Paul Waldman at the Washington Post asks why the "liberal" media seems so bent on making Hillary Clinton into the "corrupt" candidate, when Donald Trump's corruption is more palpable. I don't think Mrs. Clinton isn't corrupt -- I'm more inclined to think she's just very good at hiding her corruption -- but covering Mr. Trump's bizarre/bigoted/stupid utterings ad nauseam does seem to be a way of not covering business dealings for which, frankly, we have a lot more evidence of corruption than we have for anything Mrs. Clinton has done. You have to wonder if that's the whole idea -- certainly it is for Mr. Trump. (And while the "liberal" media doesn't look very hard at the Clinton Foundation, since the "liberal" media are frequently Foundation donors, they sure did look awful hard at Benghazi and her emails, which an alien visitor to this planet would find quite bizarre.)

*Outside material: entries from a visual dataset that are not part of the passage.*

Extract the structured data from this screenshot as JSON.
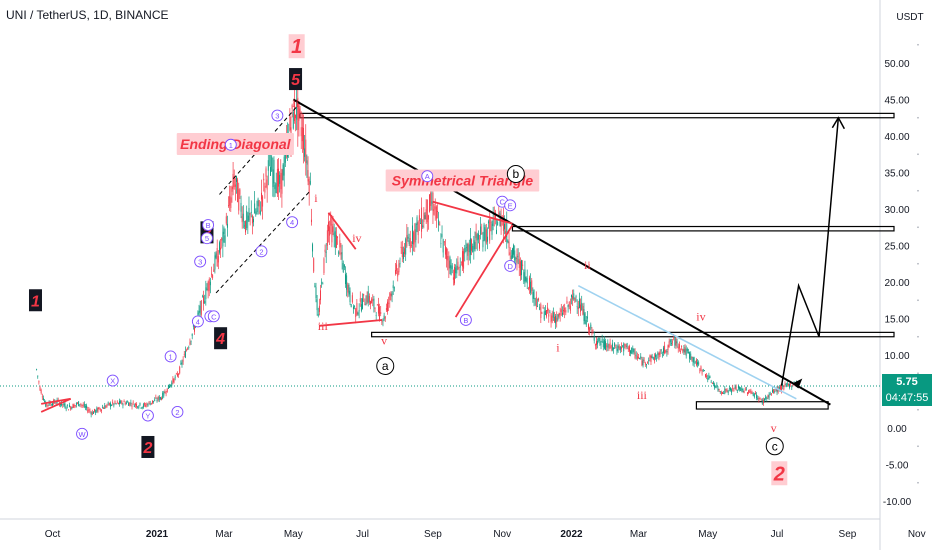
{
  "symbol_title": "UNI / TetherUS, 1D, BINANCE",
  "currency": "USDT",
  "last_price": "5.75",
  "countdown": "04:47:55",
  "colors": {
    "red": "#f23645",
    "black": "#000000",
    "blue": "#7c4dff",
    "light_blue": "#9fd2f0",
    "bull": "#089981",
    "bear": "#f23645",
    "price_line": "#089981",
    "label_bg": "#ffcdd2"
  },
  "chart_data": {
    "type": "candlestick",
    "title": "UNI / TetherUS, 1D, BINANCE",
    "y_axis_label": "USDT",
    "y_ticks": [
      "50.00",
      "45.00",
      "40.00",
      "35.00",
      "30.00",
      "25.00",
      "20.00",
      "15.00",
      "10.00",
      "5.00",
      "0.00",
      "-5.00",
      "-10.00"
    ],
    "x_ticks": [
      "Oct",
      "2021",
      "Mar",
      "May",
      "Jul",
      "Sep",
      "Nov",
      "2022",
      "Mar",
      "May",
      "Jul",
      "Sep",
      "Nov"
    ],
    "ylim": [
      -11,
      53
    ],
    "price_path": [
      [
        "2020-09-17",
        8
      ],
      [
        "2020-09-20",
        5.5
      ],
      [
        "2020-09-25",
        3.2
      ],
      [
        "2020-10-05",
        3.6
      ],
      [
        "2020-10-15",
        2.8
      ],
      [
        "2020-10-25",
        3.4
      ],
      [
        "2020-11-05",
        2.1
      ],
      [
        "2020-11-20",
        3.2
      ],
      [
        "2020-12-05",
        3.5
      ],
      [
        "2020-12-20",
        3.0
      ],
      [
        "2021-01-05",
        4.2
      ],
      [
        "2021-01-20",
        7.5
      ],
      [
        "2021-01-30",
        12
      ],
      [
        "2021-02-08",
        16
      ],
      [
        "2021-02-20",
        22
      ],
      [
        "2021-03-01",
        26
      ],
      [
        "2021-03-10",
        34
      ],
      [
        "2021-03-20",
        28
      ],
      [
        "2021-04-01",
        30
      ],
      [
        "2021-04-10",
        36
      ],
      [
        "2021-04-20",
        33
      ],
      [
        "2021-04-28",
        41
      ],
      [
        "2021-05-03",
        44
      ],
      [
        "2021-05-10",
        40
      ],
      [
        "2021-05-16",
        33
      ],
      [
        "2021-05-19",
        22
      ],
      [
        "2021-05-23",
        15
      ],
      [
        "2021-06-01",
        28
      ],
      [
        "2021-06-10",
        25
      ],
      [
        "2021-06-20",
        18
      ],
      [
        "2021-06-25",
        16
      ],
      [
        "2021-07-05",
        18
      ],
      [
        "2021-07-20",
        15
      ],
      [
        "2021-08-05",
        24
      ],
      [
        "2021-08-20",
        28
      ],
      [
        "2021-09-01",
        31
      ],
      [
        "2021-09-10",
        25
      ],
      [
        "2021-09-20",
        21
      ],
      [
        "2021-10-05",
        25
      ],
      [
        "2021-10-20",
        27
      ],
      [
        "2021-11-01",
        29
      ],
      [
        "2021-11-10",
        24
      ],
      [
        "2021-11-25",
        20
      ],
      [
        "2021-12-05",
        16
      ],
      [
        "2021-12-20",
        15
      ],
      [
        "2022-01-05",
        18
      ],
      [
        "2022-01-22",
        12
      ],
      [
        "2022-02-05",
        11
      ],
      [
        "2022-02-20",
        11
      ],
      [
        "2022-03-05",
        9
      ],
      [
        "2022-03-20",
        10
      ],
      [
        "2022-04-01",
        12
      ],
      [
        "2022-04-15",
        10
      ],
      [
        "2022-05-01",
        7
      ],
      [
        "2022-05-12",
        5
      ],
      [
        "2022-05-28",
        5.4
      ],
      [
        "2022-06-10",
        4.8
      ],
      [
        "2022-06-18",
        3.6
      ],
      [
        "2022-06-28",
        5
      ],
      [
        "2022-07-10",
        5.8
      ],
      [
        "2022-07-18",
        6.1
      ]
    ],
    "annotations": {
      "ending_diagonal": "Ending Diagonal",
      "symmetrical_triangle": "Symmetrical Triangle"
    }
  },
  "wave_labels": [
    {
      "id": "big-1-top",
      "text": "1",
      "style": "pink",
      "date": "2021-05-04",
      "price": 52.3
    },
    {
      "id": "big-2-bottom",
      "text": "2",
      "style": "pink",
      "date": "2022-07-03",
      "price": -6.2
    },
    {
      "id": "w1",
      "text": "1",
      "style": "black",
      "date": "2020-09-16",
      "price": 17.5
    },
    {
      "id": "w2",
      "text": "2",
      "style": "black",
      "date": "2020-12-24",
      "price": -2.6
    },
    {
      "id": "w3",
      "text": "3",
      "style": "black",
      "date": "2021-02-14",
      "price": 26.8
    },
    {
      "id": "w4",
      "text": "4",
      "style": "black",
      "date": "2021-02-26",
      "price": 12.3
    },
    {
      "id": "w5",
      "text": "5",
      "style": "black",
      "date": "2021-05-03",
      "price": 47.8
    },
    {
      "id": "r-i-1",
      "text": "i",
      "style": "red",
      "date": "2021-05-21",
      "price": 31.5
    },
    {
      "id": "r-ii-1",
      "text": "ii",
      "style": "red",
      "date": "2021-05-03",
      "price": 44.5
    },
    {
      "id": "r-iii-1",
      "text": "iii",
      "style": "red",
      "date": "2021-05-27",
      "price": 14.0
    },
    {
      "id": "r-iv-1",
      "text": "iv",
      "style": "red",
      "date": "2021-06-26",
      "price": 26.0
    },
    {
      "id": "r-v-1",
      "text": "v",
      "style": "red",
      "date": "2021-07-20",
      "price": 12.0
    },
    {
      "id": "r-i-2",
      "text": "i",
      "style": "red",
      "date": "2021-12-20",
      "price": 11.0
    },
    {
      "id": "r-ii-2",
      "text": "ii",
      "style": "red",
      "date": "2022-01-15",
      "price": 22.3
    },
    {
      "id": "r-iii-2",
      "text": "iii",
      "style": "red",
      "date": "2022-03-04",
      "price": 4.5
    },
    {
      "id": "r-iv-2",
      "text": "iv",
      "style": "red",
      "date": "2022-04-25",
      "price": 15.3
    },
    {
      "id": "r-v-2",
      "text": "v",
      "style": "red",
      "date": "2022-06-28",
      "price": 0.0
    },
    {
      "id": "b-a",
      "text": "a",
      "style": "circle-black",
      "date": "2021-07-21",
      "price": 8.5
    },
    {
      "id": "b-b",
      "text": "b",
      "style": "circle-black",
      "date": "2021-11-13",
      "price": 34.8
    },
    {
      "id": "b-c",
      "text": "c",
      "style": "circle-black",
      "date": "2022-06-29",
      "price": -2.5
    },
    {
      "id": "p-w",
      "text": "W",
      "style": "circle-purple",
      "date": "2020-10-27",
      "price": -0.8
    },
    {
      "id": "p-x",
      "text": "X",
      "style": "circle-purple",
      "date": "2020-11-23",
      "price": 6.5
    },
    {
      "id": "p-y",
      "text": "Y",
      "style": "circle-purple",
      "date": "2020-12-24",
      "price": 1.7
    },
    {
      "id": "p-1a",
      "text": "1",
      "style": "circle-purple",
      "date": "2021-01-13",
      "price": 9.8
    },
    {
      "id": "p-2a",
      "text": "2",
      "style": "circle-purple",
      "date": "2021-01-19",
      "price": 2.2
    },
    {
      "id": "p-3a",
      "text": "3",
      "style": "circle-purple",
      "date": "2021-02-08",
      "price": 22.8
    },
    {
      "id": "p-4a",
      "text": "4",
      "style": "circle-purple",
      "date": "2021-02-06",
      "price": 14.6
    },
    {
      "id": "p-5a",
      "text": "5",
      "style": "circle-purple",
      "date": "2021-02-14",
      "price": 26.0
    },
    {
      "id": "p-A1",
      "text": "A",
      "style": "circle-purple",
      "date": "2021-02-17",
      "price": 15.3
    },
    {
      "id": "p-B1",
      "text": "B",
      "style": "circle-purple",
      "date": "2021-02-15",
      "price": 27.8
    },
    {
      "id": "p-C1",
      "text": "C",
      "style": "circle-purple",
      "date": "2021-02-20",
      "price": 15.3
    },
    {
      "id": "p-1b",
      "text": "1",
      "style": "circle-purple",
      "date": "2021-03-07",
      "price": 38.8
    },
    {
      "id": "p-2b",
      "text": "2",
      "style": "circle-purple",
      "date": "2021-04-03",
      "price": 24.2
    },
    {
      "id": "p-3b",
      "text": "3",
      "style": "circle-purple",
      "date": "2021-04-17",
      "price": 42.8
    },
    {
      "id": "p-4b",
      "text": "4",
      "style": "circle-purple",
      "date": "2021-04-30",
      "price": 28.2
    },
    {
      "id": "p-A2",
      "text": "A",
      "style": "circle-purple",
      "date": "2021-08-27",
      "price": 34.5
    },
    {
      "id": "p-B2",
      "text": "B",
      "style": "circle-purple",
      "date": "2021-09-30",
      "price": 14.8
    },
    {
      "id": "p-C2",
      "text": "C",
      "style": "circle-purple",
      "date": "2021-11-01",
      "price": 31.0
    },
    {
      "id": "p-D2",
      "text": "D",
      "style": "circle-purple",
      "date": "2021-11-08",
      "price": 22.2
    },
    {
      "id": "p-E2",
      "text": "E",
      "style": "circle-purple",
      "date": "2021-11-08",
      "price": 30.5
    }
  ]
}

The incomparable David Dayen tells us about "The Big Problem With The Trans-Pacific Partnership’s Super Court That We’re Not Talking About" -- namely, that banksters have already begun to turn "investor-state dispute settlement" into a giant casino, where corporations can buy, say, solar power facilities in Spain just as Spain is cutting solar power plants and pretend they've been "wronged." And because ISDS has so little transparency built-in, there's no telling if someone funding an investor's suit today becomes an "aggrieved" investor tomorrow. Read to the end, so you can learn why we never even needed a mechanism for foreign investors to get justice from other nations: "very rich investors...have the power to purchase insurance against these kind of political risks. There’s no reason why it should be the taxpayer [who] pays."

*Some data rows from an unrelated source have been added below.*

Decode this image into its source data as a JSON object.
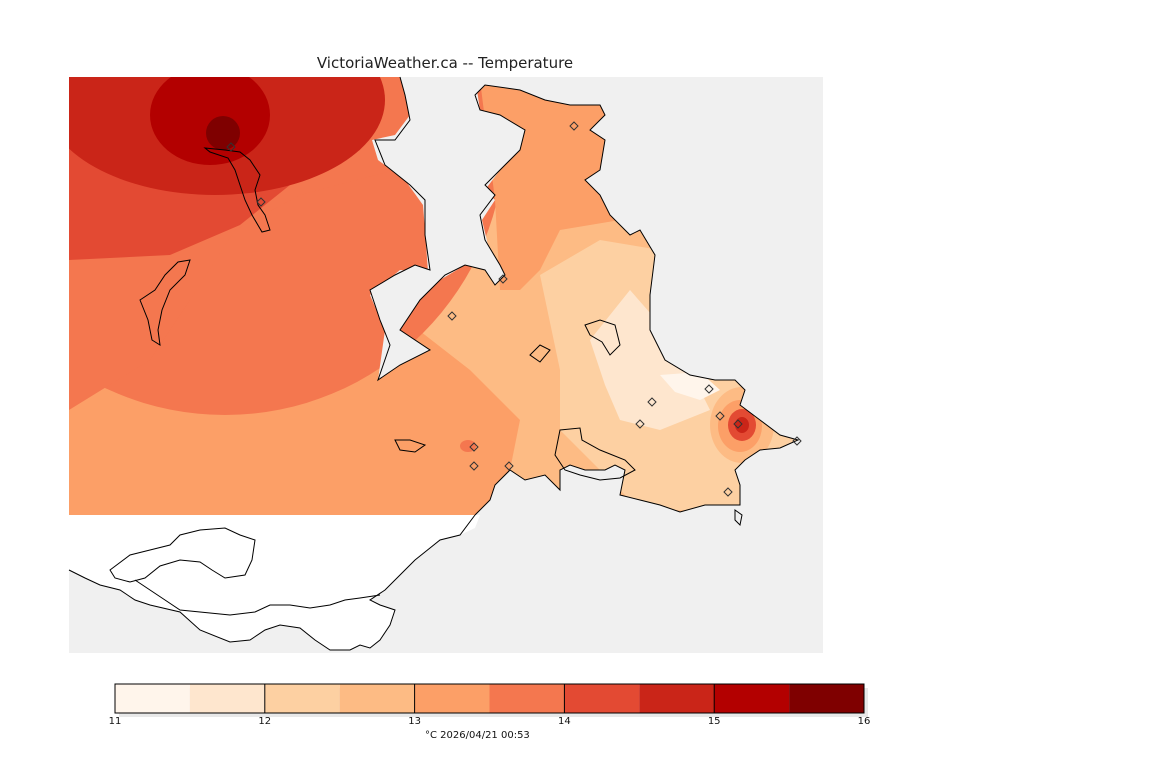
{
  "title": "VictoriaWeather.ca -- Temperature",
  "legend": {
    "unit_and_time": "°C  2026/04/21 00:53",
    "ticks": [
      "11",
      "12",
      "13",
      "14",
      "15",
      "16"
    ],
    "colors": [
      "#fff5eb",
      "#fee6ce",
      "#fdd0a2",
      "#fdbb84",
      "#fc9f67",
      "#f4774f",
      "#e34a33",
      "#ca2518",
      "#b30000",
      "#7f0000"
    ]
  },
  "chart_data": {
    "type": "heatmap",
    "title": "VictoriaWeather.ca -- Temperature",
    "variable": "Temperature",
    "unit": "°C",
    "timestamp": "2026/04/21 00:53",
    "colorbar": {
      "min": 11,
      "max": 16,
      "step": 0.5,
      "tick_labels": [
        "11",
        "12",
        "13",
        "14",
        "15",
        "16"
      ]
    },
    "levels": [
      11,
      11.5,
      12,
      12.5,
      13,
      13.5,
      14,
      14.5,
      15,
      15.5,
      16
    ]
  }
}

Adam Johnson at FAIR catches The Guardian publishing a fairly positive, Gates Foundation-sponsored piece about Bridge Academies International-sponsored education privatization initiatives in Liberia -- without noting that Bill Gates himself is a major investor in Bridge Academies International. Synergy! Possibly The Guardian thinks noting the article is itself sponsored by the Gates Foundation lets them off the hook, but not very many people know Bill Gates has invested in (not donated to!) Bridge Academies, so that would be lazy thinking on their part. I don't think privatizing public schools is the answer in Liberia, either -- I think the answer there is the same as it is everywhere: making public officials accountable to their government's owners, the people.

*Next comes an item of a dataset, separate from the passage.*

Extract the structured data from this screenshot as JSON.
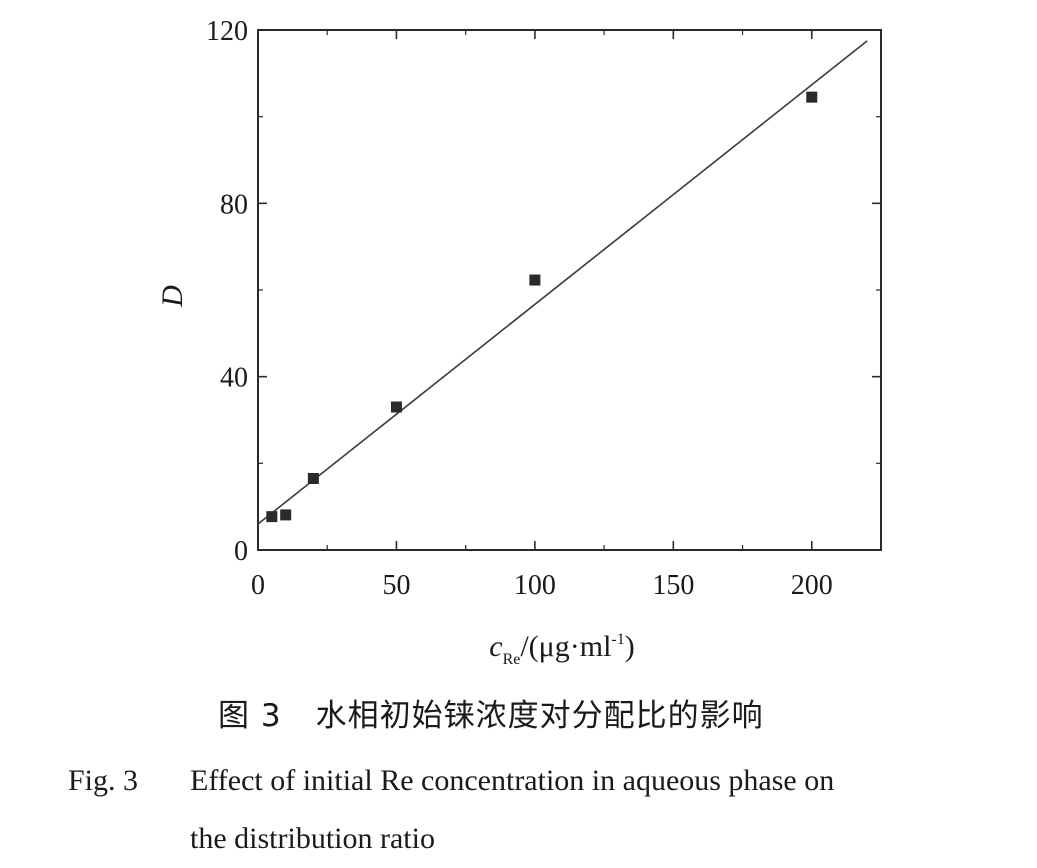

Various right-wingers would like to prevent Congress from reconvening for a lame-duck session at all, using the argument that representatives who've been kicked out of office shouldn't get to make big policy decisions. I find the spirit of that argument sympathetic, I suppose, and not necessarily because this lame-duck could include ramming through a "free" trade deal the American people don't want, but not every lawmaker is going to get kicked out of office on Election Day, and everyone knows new Congressfolk get inaugurated in January, so moving the inauguration date to, say, the day after Election Day would be a better solution to that problem, if it's a problem worth solving. I also think Rep. Dent's assessment -- that folks who support ending the lame-duck are "just looking for an excuse to do nothing" -- is fairly accurate.
Finally, you may have heard about Maine Gov. Paul LePage's assertion that blacks and Hispanics account for "90-plus percent" of all heroin trafficking-related arrests in his state, but it's nice to know, I guess, that the story told by actual crime statistics doesn't even vaguely resemble that assessment. The FBI doesn't keep such statistics for Hispanics, but a mere 7% of total drug arrests in Maine were black folks in 2014; even if the black population of Maine is only around 1%, you still have to account for racial profiling in arrests -- and, ah, 7% is nowhere near "90-plus percent". Word on the street is that Mr. LePage gets his "90-plus percent" figure from his vast collection of newspaper clippings of drug arrests; setting aside the possibility that he just "forgets" to clip reports of white arrests, you'd think he'd have more important things to do on his work time than scrapbooking. I long for the day when we never have to speak of Paul LePage again.